Ricercatori provenienti da Stati Uniti, Cina, Regno Unito e Australia hanno rivelato che gli effetti della depressione sui giovani differiscono da quelli osservati negli adulti.
Nello studio, i cui risultati sono stati pubblicati sulla rivista 'Nature Mental Health', gli scienziati hanno esaminato il cervello di 810 persone di età compresa tra i 12 e i 25 anni, di cui 440 con diagnosi di disturbo depressivo.
I ricercatori hanno confrontato le scansioni cerebrali di coloro a cui era stata diagnosticata la depressione con quelle delle restanti 370 persone sane.
Gli studiosi hanno osservato che nei giovani con diagnosi di depressione si verificano alcune interruzioni nella comunicazione tra le aree cerebrali, sottolineando che tali anomalie sono diverse da quelle osservate negli adulti.
I ricercatori hanno inoltre riferito che, grazie all'entità di queste differenze, è possibile stimare il livello di depressione di una persona.

Secondo i dati dell'OMS, il 5% della popolazione mondiale lotta contro la depressione
IL PROCESSO DI CURA DELLA DEPRESSIONE DEVE ESSERE DIVERSO PER GIOVANI E ADULTI
I ricercatori hanno osservato che la procedura di stimolazione magnetica transcranica (TMS), utilizzata nel trattamento della depressione, è un metodo terapeutico diffuso per gli adulti poiché si conoscono le sedi delle anomalie cerebrali, mentre ciò non avviene per i giovani.
Gli studiosi hanno affermato che questa ricerca aiuta a identificare le anomalie nel cervello dei giovani a cui è stata diagnosticata la depressione.
Uno degli autori dello studio, il Prof.
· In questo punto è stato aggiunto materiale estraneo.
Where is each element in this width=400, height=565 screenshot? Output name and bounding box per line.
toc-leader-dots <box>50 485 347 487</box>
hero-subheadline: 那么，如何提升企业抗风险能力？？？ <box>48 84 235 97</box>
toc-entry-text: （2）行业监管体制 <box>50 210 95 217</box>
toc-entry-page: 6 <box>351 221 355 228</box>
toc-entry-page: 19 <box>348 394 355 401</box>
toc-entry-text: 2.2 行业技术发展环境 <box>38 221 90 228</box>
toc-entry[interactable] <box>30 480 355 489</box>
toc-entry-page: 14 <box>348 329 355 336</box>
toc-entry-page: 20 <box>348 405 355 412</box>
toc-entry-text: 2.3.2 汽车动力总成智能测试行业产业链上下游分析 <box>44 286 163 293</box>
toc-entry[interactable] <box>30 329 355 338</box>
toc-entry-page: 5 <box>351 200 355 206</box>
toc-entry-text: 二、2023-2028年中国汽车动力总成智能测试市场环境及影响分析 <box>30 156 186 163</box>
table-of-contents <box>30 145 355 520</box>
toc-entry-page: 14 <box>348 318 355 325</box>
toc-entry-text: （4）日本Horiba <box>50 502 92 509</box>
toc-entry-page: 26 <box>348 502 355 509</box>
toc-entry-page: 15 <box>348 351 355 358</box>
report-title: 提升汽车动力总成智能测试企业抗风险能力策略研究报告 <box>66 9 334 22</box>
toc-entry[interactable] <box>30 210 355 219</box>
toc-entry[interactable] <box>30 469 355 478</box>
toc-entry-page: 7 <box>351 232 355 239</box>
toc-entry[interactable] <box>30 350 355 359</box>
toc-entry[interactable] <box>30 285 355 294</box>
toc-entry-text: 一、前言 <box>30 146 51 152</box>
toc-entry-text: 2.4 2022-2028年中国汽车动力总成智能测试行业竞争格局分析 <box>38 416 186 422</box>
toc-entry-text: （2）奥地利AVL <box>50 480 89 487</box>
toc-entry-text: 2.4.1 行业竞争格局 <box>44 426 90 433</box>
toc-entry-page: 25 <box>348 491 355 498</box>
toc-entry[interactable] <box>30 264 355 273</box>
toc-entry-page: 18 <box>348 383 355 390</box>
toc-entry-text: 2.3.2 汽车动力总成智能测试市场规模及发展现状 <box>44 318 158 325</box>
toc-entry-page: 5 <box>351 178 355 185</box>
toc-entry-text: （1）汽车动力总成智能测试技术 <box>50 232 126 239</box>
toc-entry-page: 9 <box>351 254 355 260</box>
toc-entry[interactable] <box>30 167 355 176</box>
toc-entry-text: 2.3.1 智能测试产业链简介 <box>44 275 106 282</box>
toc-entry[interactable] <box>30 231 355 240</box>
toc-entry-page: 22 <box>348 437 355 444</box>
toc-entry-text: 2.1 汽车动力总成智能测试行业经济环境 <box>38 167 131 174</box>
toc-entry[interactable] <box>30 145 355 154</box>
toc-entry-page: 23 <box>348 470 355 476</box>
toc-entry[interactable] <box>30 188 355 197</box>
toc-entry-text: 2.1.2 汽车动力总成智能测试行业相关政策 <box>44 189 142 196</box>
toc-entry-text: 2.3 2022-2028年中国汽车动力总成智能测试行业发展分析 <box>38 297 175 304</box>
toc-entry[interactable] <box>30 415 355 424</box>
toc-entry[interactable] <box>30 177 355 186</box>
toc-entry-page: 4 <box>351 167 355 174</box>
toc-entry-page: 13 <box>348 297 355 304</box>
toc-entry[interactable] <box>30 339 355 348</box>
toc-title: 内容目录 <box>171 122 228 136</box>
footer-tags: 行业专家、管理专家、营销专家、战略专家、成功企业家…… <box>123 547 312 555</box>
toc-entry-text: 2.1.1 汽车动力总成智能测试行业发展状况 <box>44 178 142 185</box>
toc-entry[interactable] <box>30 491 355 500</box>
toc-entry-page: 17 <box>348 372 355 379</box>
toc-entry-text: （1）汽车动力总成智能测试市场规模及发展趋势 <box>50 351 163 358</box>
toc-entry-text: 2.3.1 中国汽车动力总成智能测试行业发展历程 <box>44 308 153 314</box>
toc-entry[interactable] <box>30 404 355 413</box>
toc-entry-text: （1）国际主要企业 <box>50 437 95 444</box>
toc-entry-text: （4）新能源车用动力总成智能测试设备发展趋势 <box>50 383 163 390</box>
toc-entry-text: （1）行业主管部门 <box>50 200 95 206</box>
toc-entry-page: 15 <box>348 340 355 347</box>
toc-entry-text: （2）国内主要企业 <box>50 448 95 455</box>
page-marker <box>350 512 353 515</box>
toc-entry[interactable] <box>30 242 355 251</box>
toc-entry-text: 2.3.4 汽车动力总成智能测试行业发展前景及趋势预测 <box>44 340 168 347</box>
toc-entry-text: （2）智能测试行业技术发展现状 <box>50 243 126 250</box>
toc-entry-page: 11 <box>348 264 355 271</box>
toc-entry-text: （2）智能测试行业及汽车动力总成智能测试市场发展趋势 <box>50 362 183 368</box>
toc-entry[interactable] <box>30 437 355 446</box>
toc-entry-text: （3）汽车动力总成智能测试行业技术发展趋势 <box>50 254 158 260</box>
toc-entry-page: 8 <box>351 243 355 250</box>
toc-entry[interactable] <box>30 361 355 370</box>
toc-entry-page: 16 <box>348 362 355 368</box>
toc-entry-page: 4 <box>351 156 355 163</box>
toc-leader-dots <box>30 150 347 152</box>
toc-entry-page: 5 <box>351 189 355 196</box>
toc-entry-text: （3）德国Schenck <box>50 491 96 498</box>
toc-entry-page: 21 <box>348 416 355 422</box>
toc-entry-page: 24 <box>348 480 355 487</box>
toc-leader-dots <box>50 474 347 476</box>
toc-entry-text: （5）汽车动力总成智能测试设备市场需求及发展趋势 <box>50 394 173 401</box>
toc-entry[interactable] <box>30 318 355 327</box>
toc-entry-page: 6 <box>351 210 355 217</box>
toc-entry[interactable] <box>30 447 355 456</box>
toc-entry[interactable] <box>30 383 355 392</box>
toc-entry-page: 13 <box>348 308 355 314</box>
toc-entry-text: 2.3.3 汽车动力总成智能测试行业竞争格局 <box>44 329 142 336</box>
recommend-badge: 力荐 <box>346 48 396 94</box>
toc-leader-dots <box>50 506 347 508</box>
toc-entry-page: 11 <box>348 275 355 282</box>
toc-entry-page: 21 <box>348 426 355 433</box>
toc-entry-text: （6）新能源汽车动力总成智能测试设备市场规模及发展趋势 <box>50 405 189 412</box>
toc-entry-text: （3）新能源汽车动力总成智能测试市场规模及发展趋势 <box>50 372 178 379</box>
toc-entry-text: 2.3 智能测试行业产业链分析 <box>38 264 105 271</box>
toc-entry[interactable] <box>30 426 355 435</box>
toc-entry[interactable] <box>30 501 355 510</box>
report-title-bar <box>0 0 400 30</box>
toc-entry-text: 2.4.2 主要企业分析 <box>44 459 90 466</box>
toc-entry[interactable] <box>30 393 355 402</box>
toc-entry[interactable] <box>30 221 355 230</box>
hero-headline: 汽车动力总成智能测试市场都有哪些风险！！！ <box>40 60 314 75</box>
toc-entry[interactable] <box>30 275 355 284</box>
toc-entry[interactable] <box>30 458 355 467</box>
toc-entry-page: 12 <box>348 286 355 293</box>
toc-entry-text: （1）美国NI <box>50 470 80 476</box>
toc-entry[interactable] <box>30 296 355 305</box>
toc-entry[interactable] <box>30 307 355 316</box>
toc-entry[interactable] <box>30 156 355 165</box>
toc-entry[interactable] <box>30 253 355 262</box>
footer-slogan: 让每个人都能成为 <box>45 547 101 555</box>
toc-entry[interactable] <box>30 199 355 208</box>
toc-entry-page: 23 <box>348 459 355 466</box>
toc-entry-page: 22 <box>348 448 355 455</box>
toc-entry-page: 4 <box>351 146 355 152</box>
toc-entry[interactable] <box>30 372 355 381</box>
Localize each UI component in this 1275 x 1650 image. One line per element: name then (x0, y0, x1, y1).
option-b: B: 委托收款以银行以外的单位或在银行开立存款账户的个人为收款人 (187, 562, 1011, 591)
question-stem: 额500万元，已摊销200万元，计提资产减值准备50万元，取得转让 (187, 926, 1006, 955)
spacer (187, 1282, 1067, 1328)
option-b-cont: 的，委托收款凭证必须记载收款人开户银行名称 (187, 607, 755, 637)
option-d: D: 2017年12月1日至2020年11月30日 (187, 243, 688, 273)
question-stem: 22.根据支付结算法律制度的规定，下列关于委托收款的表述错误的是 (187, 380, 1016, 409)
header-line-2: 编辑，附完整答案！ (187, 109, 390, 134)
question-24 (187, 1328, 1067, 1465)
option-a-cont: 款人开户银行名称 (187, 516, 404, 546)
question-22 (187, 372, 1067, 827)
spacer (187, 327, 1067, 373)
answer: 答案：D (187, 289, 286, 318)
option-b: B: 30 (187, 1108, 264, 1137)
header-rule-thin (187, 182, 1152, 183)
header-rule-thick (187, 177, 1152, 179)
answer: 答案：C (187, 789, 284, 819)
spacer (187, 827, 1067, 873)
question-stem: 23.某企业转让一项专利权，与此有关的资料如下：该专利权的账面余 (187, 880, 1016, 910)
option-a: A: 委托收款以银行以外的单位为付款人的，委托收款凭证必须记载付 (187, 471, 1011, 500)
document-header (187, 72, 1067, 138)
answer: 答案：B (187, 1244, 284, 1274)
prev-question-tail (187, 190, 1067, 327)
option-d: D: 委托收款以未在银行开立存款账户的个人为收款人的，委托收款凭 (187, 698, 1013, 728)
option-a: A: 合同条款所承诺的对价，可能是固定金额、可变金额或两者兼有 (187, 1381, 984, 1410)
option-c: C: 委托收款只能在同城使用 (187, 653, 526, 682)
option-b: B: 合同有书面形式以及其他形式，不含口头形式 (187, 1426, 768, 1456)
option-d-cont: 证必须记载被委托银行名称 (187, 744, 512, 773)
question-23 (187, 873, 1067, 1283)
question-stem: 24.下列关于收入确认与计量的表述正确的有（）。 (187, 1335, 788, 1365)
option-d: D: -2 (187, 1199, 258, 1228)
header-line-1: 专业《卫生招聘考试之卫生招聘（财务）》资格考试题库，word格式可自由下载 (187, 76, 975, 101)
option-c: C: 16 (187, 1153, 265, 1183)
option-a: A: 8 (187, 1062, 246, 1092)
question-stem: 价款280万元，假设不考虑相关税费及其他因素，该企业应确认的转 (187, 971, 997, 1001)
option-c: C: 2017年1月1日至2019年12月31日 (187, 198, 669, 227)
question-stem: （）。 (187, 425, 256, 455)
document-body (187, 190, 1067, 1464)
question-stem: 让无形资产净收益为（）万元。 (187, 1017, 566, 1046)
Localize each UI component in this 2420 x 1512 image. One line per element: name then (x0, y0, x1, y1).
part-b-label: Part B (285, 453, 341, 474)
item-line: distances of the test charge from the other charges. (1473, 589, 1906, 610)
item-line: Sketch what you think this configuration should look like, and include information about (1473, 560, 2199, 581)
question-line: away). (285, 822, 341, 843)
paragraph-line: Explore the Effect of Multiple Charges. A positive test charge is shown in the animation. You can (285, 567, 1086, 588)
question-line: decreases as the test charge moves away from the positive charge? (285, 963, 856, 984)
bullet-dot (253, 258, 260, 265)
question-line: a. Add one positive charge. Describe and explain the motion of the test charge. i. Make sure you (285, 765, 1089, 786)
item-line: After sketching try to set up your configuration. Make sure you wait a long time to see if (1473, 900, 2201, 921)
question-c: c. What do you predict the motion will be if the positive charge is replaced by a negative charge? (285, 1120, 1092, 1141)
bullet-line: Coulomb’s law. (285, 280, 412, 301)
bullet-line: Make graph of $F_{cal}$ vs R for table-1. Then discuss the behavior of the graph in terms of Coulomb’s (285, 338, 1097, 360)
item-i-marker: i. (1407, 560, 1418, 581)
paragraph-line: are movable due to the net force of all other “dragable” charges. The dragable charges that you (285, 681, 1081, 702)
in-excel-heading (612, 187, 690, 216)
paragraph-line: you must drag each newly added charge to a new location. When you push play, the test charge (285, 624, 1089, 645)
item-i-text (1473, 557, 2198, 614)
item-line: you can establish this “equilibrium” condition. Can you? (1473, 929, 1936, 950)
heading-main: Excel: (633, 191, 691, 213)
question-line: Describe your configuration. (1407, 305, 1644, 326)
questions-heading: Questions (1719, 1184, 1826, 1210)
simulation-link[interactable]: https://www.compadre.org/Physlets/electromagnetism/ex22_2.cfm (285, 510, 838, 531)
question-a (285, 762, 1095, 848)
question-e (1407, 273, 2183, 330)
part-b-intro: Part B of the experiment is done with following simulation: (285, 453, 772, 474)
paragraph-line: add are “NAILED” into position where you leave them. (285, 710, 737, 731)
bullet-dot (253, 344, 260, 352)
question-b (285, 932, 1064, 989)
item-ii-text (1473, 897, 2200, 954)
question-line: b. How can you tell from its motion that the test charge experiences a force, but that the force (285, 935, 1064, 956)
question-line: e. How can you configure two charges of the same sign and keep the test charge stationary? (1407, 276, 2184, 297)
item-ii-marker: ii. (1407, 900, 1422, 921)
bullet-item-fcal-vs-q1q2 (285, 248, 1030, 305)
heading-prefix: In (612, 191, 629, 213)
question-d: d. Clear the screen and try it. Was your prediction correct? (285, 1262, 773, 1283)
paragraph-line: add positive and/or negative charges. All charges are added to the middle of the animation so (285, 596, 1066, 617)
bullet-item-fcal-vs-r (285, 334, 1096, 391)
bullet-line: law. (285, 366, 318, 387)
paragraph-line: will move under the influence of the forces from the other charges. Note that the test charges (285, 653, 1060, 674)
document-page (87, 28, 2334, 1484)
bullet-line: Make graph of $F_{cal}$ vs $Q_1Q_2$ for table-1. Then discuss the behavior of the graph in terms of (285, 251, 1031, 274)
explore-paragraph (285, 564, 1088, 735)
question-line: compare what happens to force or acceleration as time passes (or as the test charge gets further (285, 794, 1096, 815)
Dr. Andrew Zalesky del Dipartimento di Psichiatria dell'Università di Melbourne, in Australia, ha commentato: 'Sebbene vi sia una certa sovrapposizione con i disturbi della connettività che osserviamo negli adulti, esistono anche disturbi dei circuiti unici che riscontriamo solo nei giovani depressi'.
Il professor Zalesky ha precisato che, affinché metodi di stimolazione cerebrale utilizzati nel trattamento della depressione, come la TMS, possano essere ampiamente adottati per la cura dei giovani, sono necessari studi che ne testino l'efficacia e la sicurezza.